Kirk Douglas nunca fue capaz de mostrarse exactamente así, por su ego y su energía. Eso explica que casi todas sus películas sean películas «Douglas», da igual si las dirigieron Otto Preminger, Billy Wilder o Stanley Kubrick; da igual si en ellas intervino junto a Barbara Stanwyck, Burt Lancaster o John Wayne… Su especialidad en la pantalla fue la de ser alguien más allá del bien y el mal, en conflicto con la vida y con los demás, demasiado ciego para ver y demasiado ambicioso para tener miedo, y por eso muere tan a menudo, casi siempre solo. Todos sus tics, sin él darse cuenta, lo delatan en los encuadres, porque suele acapararlos: su torpe manera de caminar, su extraña manera de agitar su cuerpo cuando quiere resultar expresivo, sus labios prietos y dientes rechinantes antes de cada uno de sus estallidos de violencia, y su cara de perro apaleado mientras agoniza después de haberle hecho sufrir al espectador alguno de sus muchos vía crucis interpretativos, en Brigada 21 (1951, William Wyler), La pradera sin ley (1955, King Vidor), El loco del pelo rojo (1956, Vincente Minnelli), Los vikingos (1958, Richard Fleischer) o El último atardecer (1961, Robert Aldrich).
La Academia le nominó tres veces, no le premió ninguna y le dio un Oscar de consolación en 1996, porque al fin y al cabo fue un actor importante, me ponga yo como me ponga, y porque hasta hace no demasiado tiempo era uno de los pocos supervivientes del Hollywood clásico al que aún le podíamos agradecer aquella época dorada del cine. También le premió poco antes de su muerte el Gremio de Guionistas, aunque fuese por haber normalizado la carrera del gran guionista Dalton Trumbo después de una década trabajando desde el anonimato por sus relaciones con el Partido Comunista durante la Caza de Brujas maccarthysta, algo no del todo exacto aunque quizás lo mejor es que lo deje en el aire, para no seguir añadiendo leña al fuego.

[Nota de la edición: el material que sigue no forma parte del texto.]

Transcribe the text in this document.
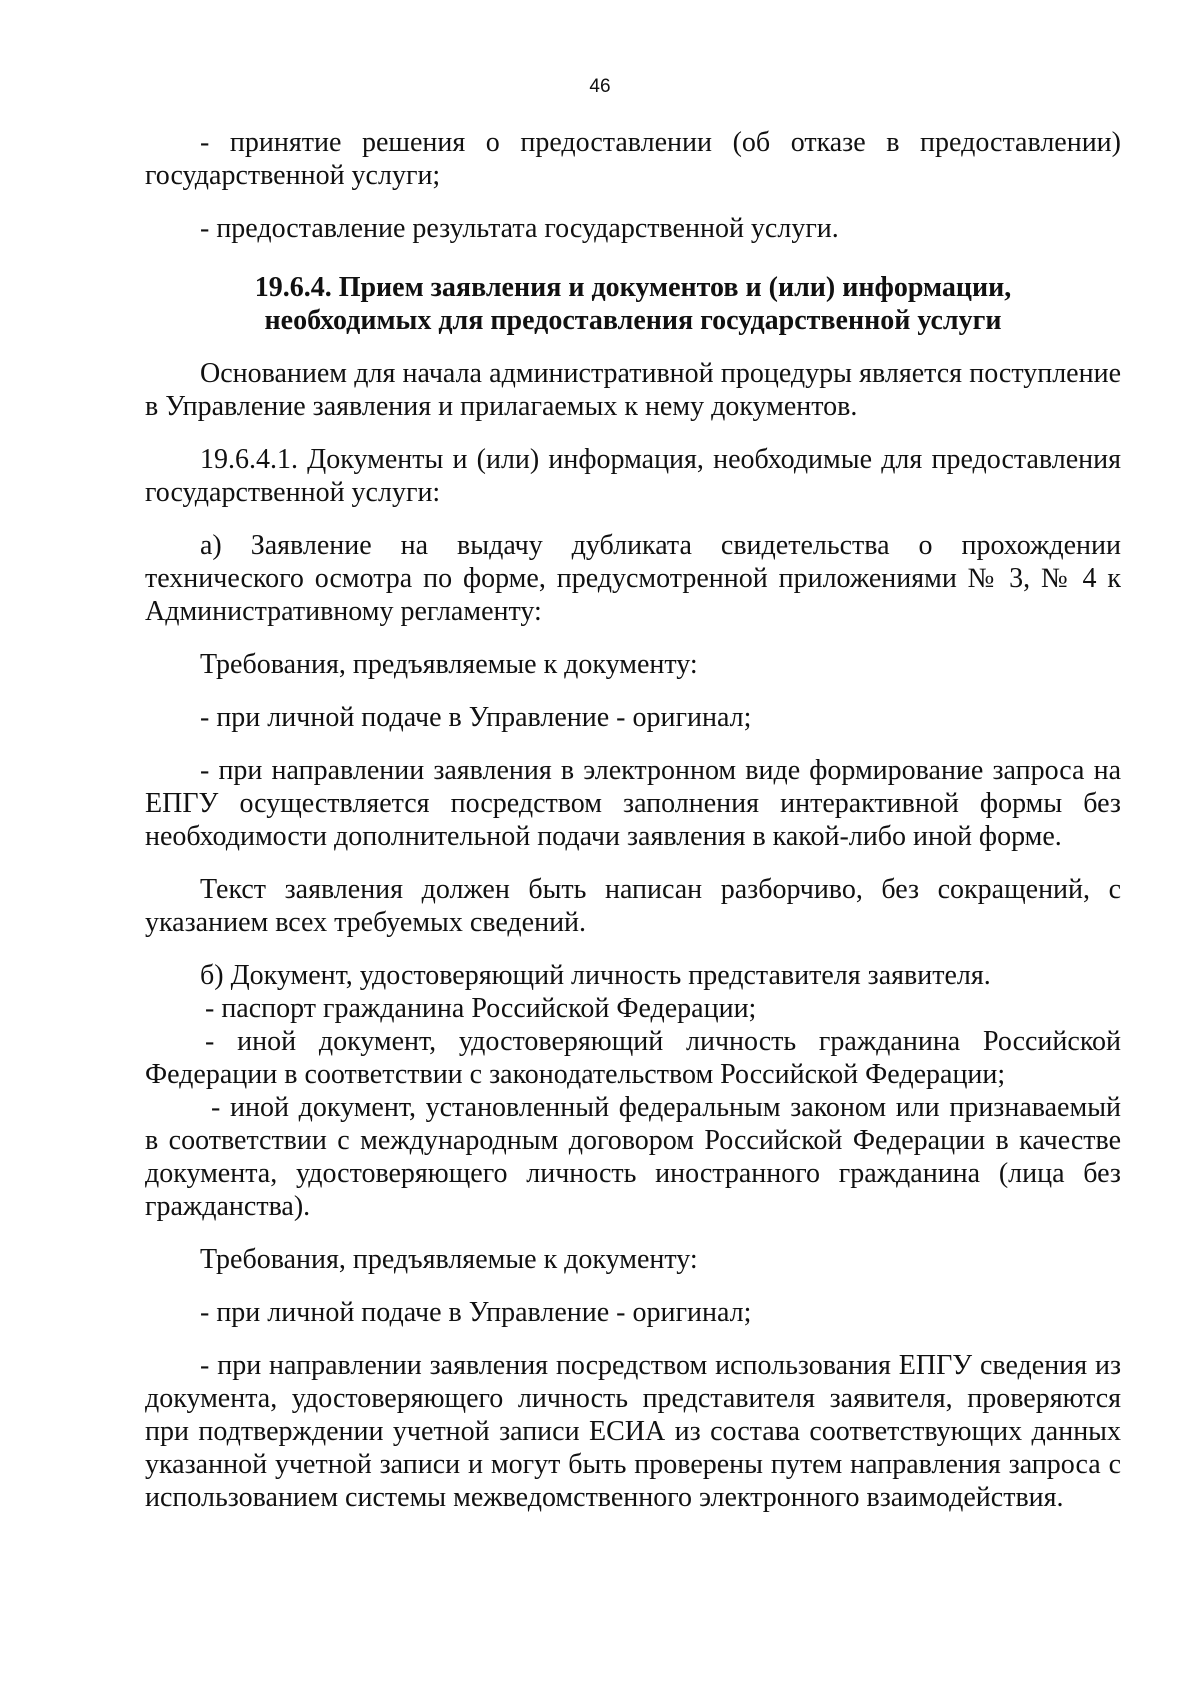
46

- принятие решения о предоставлении (об отказе в предоставлении) государственной услуги;

- предоставление результата государственной услуги.

19.6.4. Прием заявления и документов и (или) информации,
необходимых для предоставления государственной услуги

Основанием для начала административной процедуры является поступление в Управление заявления и прилагаемых к нему документов.

19.6.4.1. Документы и (или) информация, необходимые для предоставления государственной услуги:

а) Заявление на выдачу дубликата свидетельства о прохождении технического осмотра по форме, предусмотренной приложениями № 3, № 4 к Административному регламенту:

Требования, предъявляемые к документу:

- при личной подаче в Управление - оригинал;

- при направлении заявления в электронном виде формирование запроса на ЕПГУ осуществляется посредством заполнения интерактивной формы без необходимости дополнительной подачи заявления в какой-либо иной форме.

Текст заявления должен быть написан разборчиво, без сокращений, с указанием всех требуемых сведений.

б) Документ, удостоверяющий личность представителя заявителя.

- паспорт гражданина Российской Федерации;

- иной документ, удостоверяющий личность гражданина Российской Федерации в соответствии с законодательством Российской Федерации;

- иной документ, установленный федеральным законом или признаваемый в соответствии с международным договором Российской Федерации в качестве документа, удостоверяющего личность иностранного гражданина (лица без гражданства).

Требования, предъявляемые к документу:

- при личной подаче в Управление - оригинал;

- при направлении заявления посредством использования ЕПГУ сведения из документа, удостоверяющего личность представителя заявителя, проверяются при подтверждении учетной записи ЕСИА из состава соответствующих данных указанной учетной записи и могут быть проверены путем направления запроса с использованием системы межведомственного электронного взаимодействия.
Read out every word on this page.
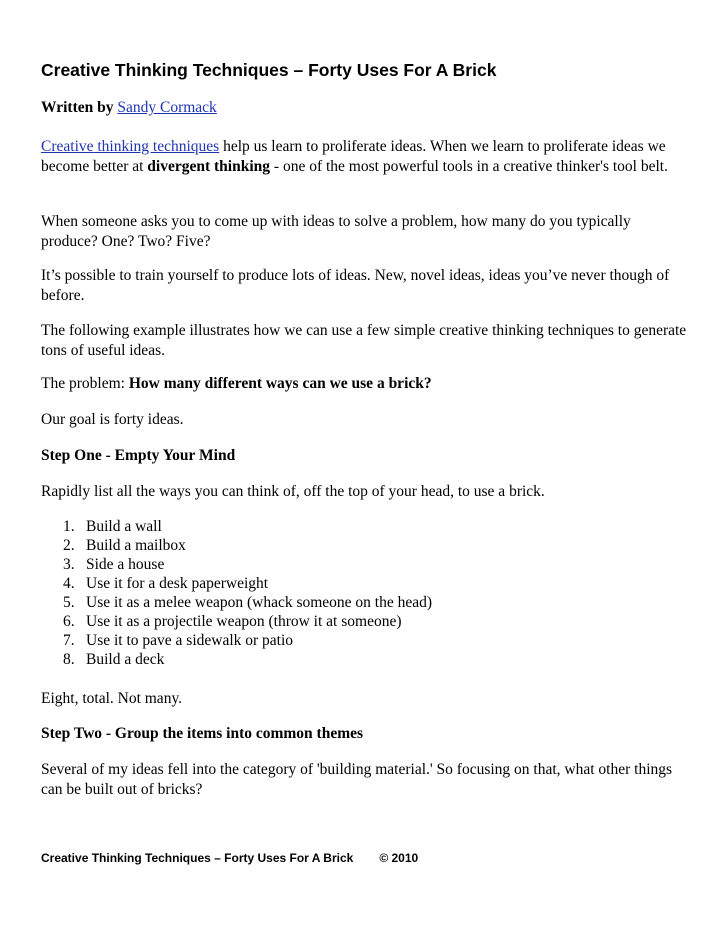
Creative Thinking Techniques – Forty Uses For A Brick

Written by Sandy Cormack

Creative thinking techniques help us learn to proliferate ideas. When we learn to proliferate ideas we become better at divergent thinking - one of the most powerful tools in a creative thinker's tool belt.

When someone asks you to come up with ideas to solve a problem, how many do you typically produce? One? Two? Five?

It’s possible to train yourself to produce lots of ideas. New, novel ideas, ideas you’ve never though of before.

The following example illustrates how we can use a few simple creative thinking techniques to generate tons of useful ideas.

The problem: How many different ways can we use a brick?

Our goal is forty ideas.

Step One - Empty Your Mind

Rapidly list all the ways you can think of, off the top of your head, to use a brick.

1. Build a wall
2. Build a mailbox
3. Side a house
4. Use it for a desk paperweight
5. Use it as a melee weapon (whack someone on the head)
6. Use it as a projectile weapon (throw it at someone)
7. Use it to pave a sidewalk or patio
8. Build a deck

Eight, total. Not many.

Step Two - Group the items into common themes

Several of my ideas fell into the category of 'building material.' So focusing on that, what other things can be built out of bricks?

Creative Thinking Techniques – Forty Uses For A Brick © 2010
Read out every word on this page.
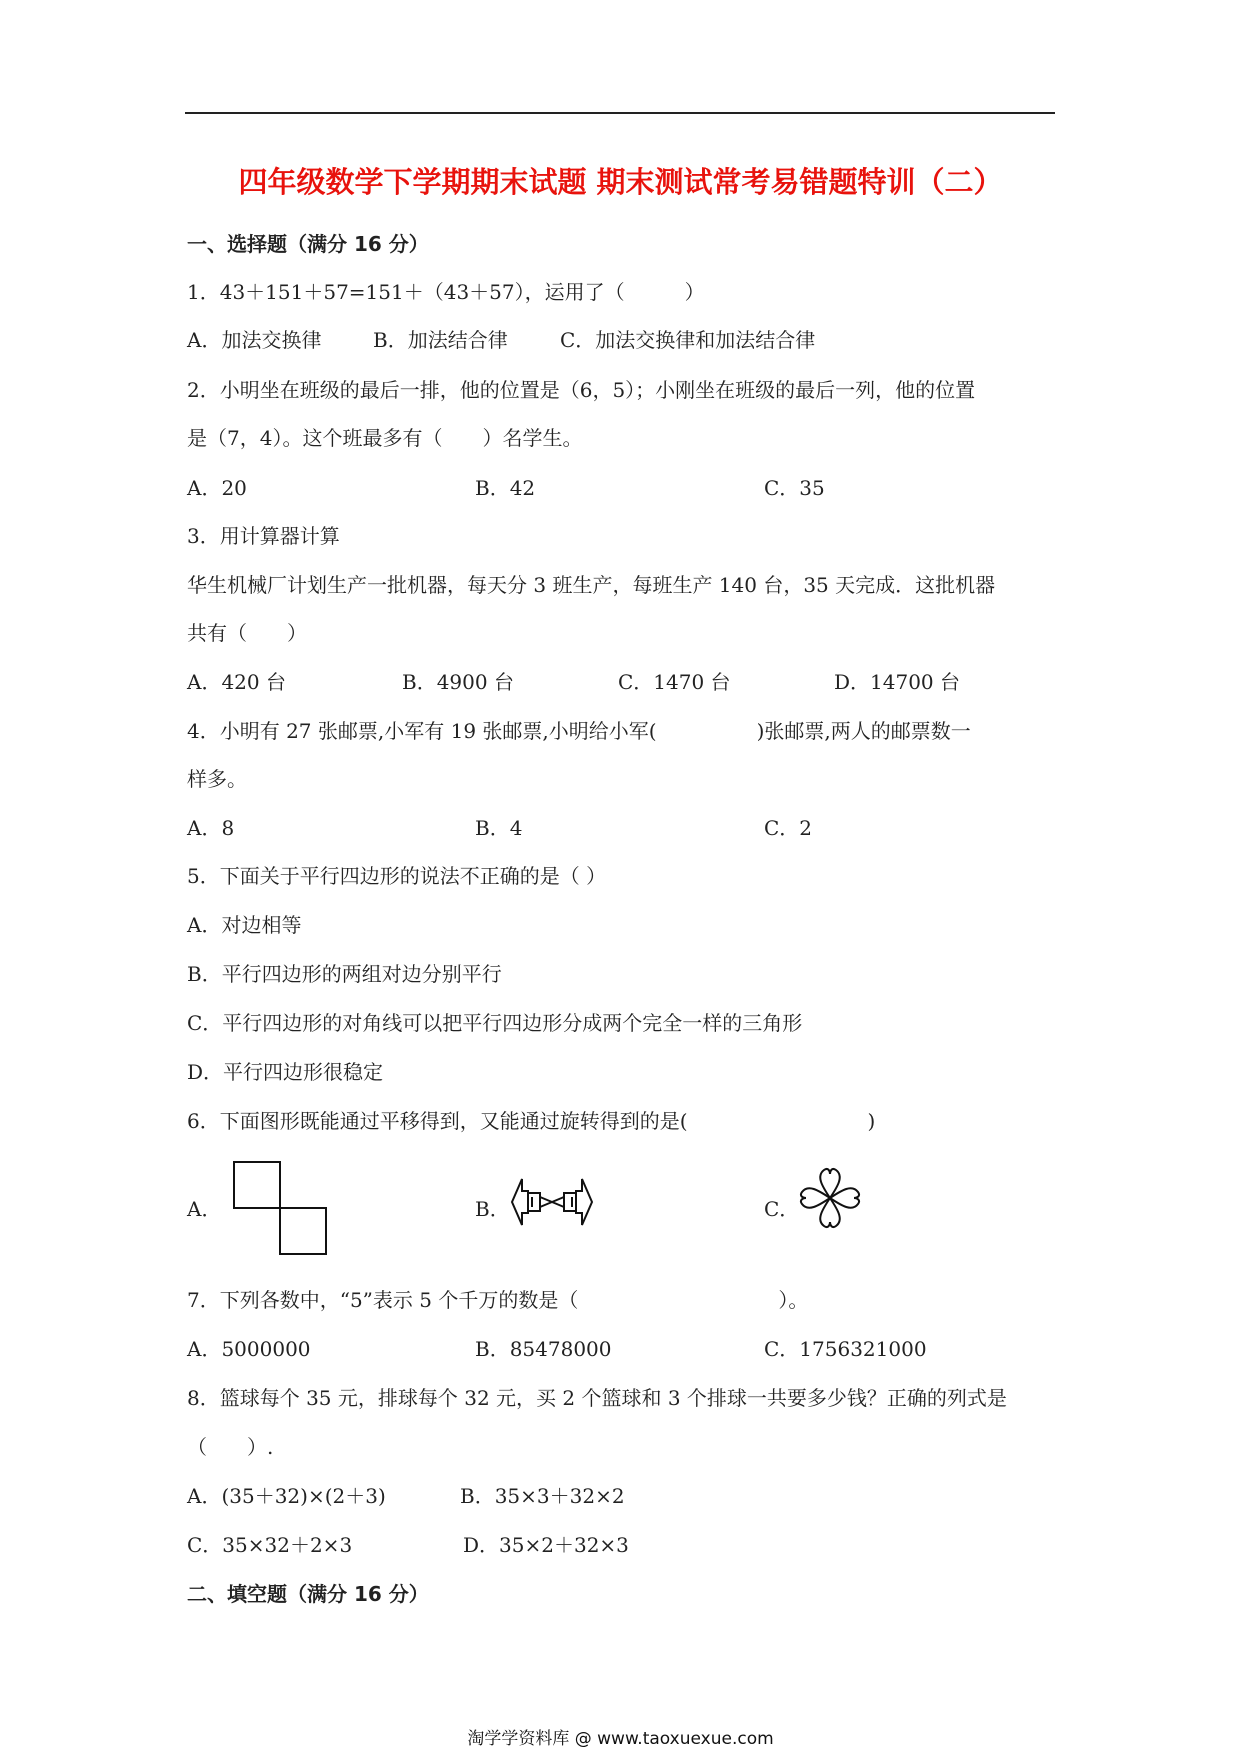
四年级数学下学期期末试题 期末测试常考易错题特训（二）
一、选择题（满分 16 分）
1．43＋151＋57=151＋（43＋57），运用了（　　　）
A．加法交换律	B．加法结合律	C．加法交换律和加法结合律
2．小明坐在班级的最后一排，他的位置是（6，5）；小刚坐在班级的最后一列，他的位置
是（7，4）。这个班最多有（　　）名学生。
A．20	B．42	C．35
3．用计算器计算
华生机械厂计划生产一批机器，每天分 3 班生产，每班生产 140 台，35 天完成．这批机器
共有（　　）
A．420 台	B．4900 台	C．1470 台	D．14700 台
4．小明有 27 张邮票,小军有 19 张邮票,小明给小军(　　　　　)张邮票,两人的邮票数一
样多。
A．8	B．4	C．2
5．下面关于平行四边形的说法不正确的是（ ）
A．对边相等
B．平行四边形的两组对边分别平行
C．平行四边形的对角线可以把平行四边形分成两个完全一样的三角形
D．平行四边形很稳定
6．下面图形既能通过平移得到，又能通过旋转得到的是(　　　　　　　　　)
A．	B．	C．
7．下列各数中，“5”表示 5 个千万的数是（　　　　　　　　　　）。
A．5000000	B．85478000	C．1756321000
8．篮球每个 35 元，排球每个 32 元，买 2 个篮球和 3 个排球一共要多少钱？正确的列式是
（　　）.
A．(35＋32)×(2＋3)	B．35×3＋32×2
C．35×32＋2×3	D．35×2＋32×3
二、填空题（满分 16 分）
淘学学资料库 @ www.taoxuexue.com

Douglas no fue un actor clásico, como Cary Grant o Clark Gable; tampoco fue un actor del «método», como Marlon Brando o Montgomery Clift. No tenía la elocuencia invisible de los primeros, ni la capacidad introspectiva de los segundos. Era demasiado gestual, individualista y ambicioso para creer en el cine mientras fue una cuestión industrial o cuando comenzó a volverse más independiente, porque él siempre necesitaba tanto protagonismo que lo grande lo reducía a sí mismo y lo pequeño lo sacaba de proporción. No es extraño que crease muy pronto su propia productora, Bryna, intentando controlar siempre todos los detalles de sus películas, manipulando a actores, guionistas, técnicos y directores, con quienes tuvo más de un encontronazo por sus tendencias bigger than life.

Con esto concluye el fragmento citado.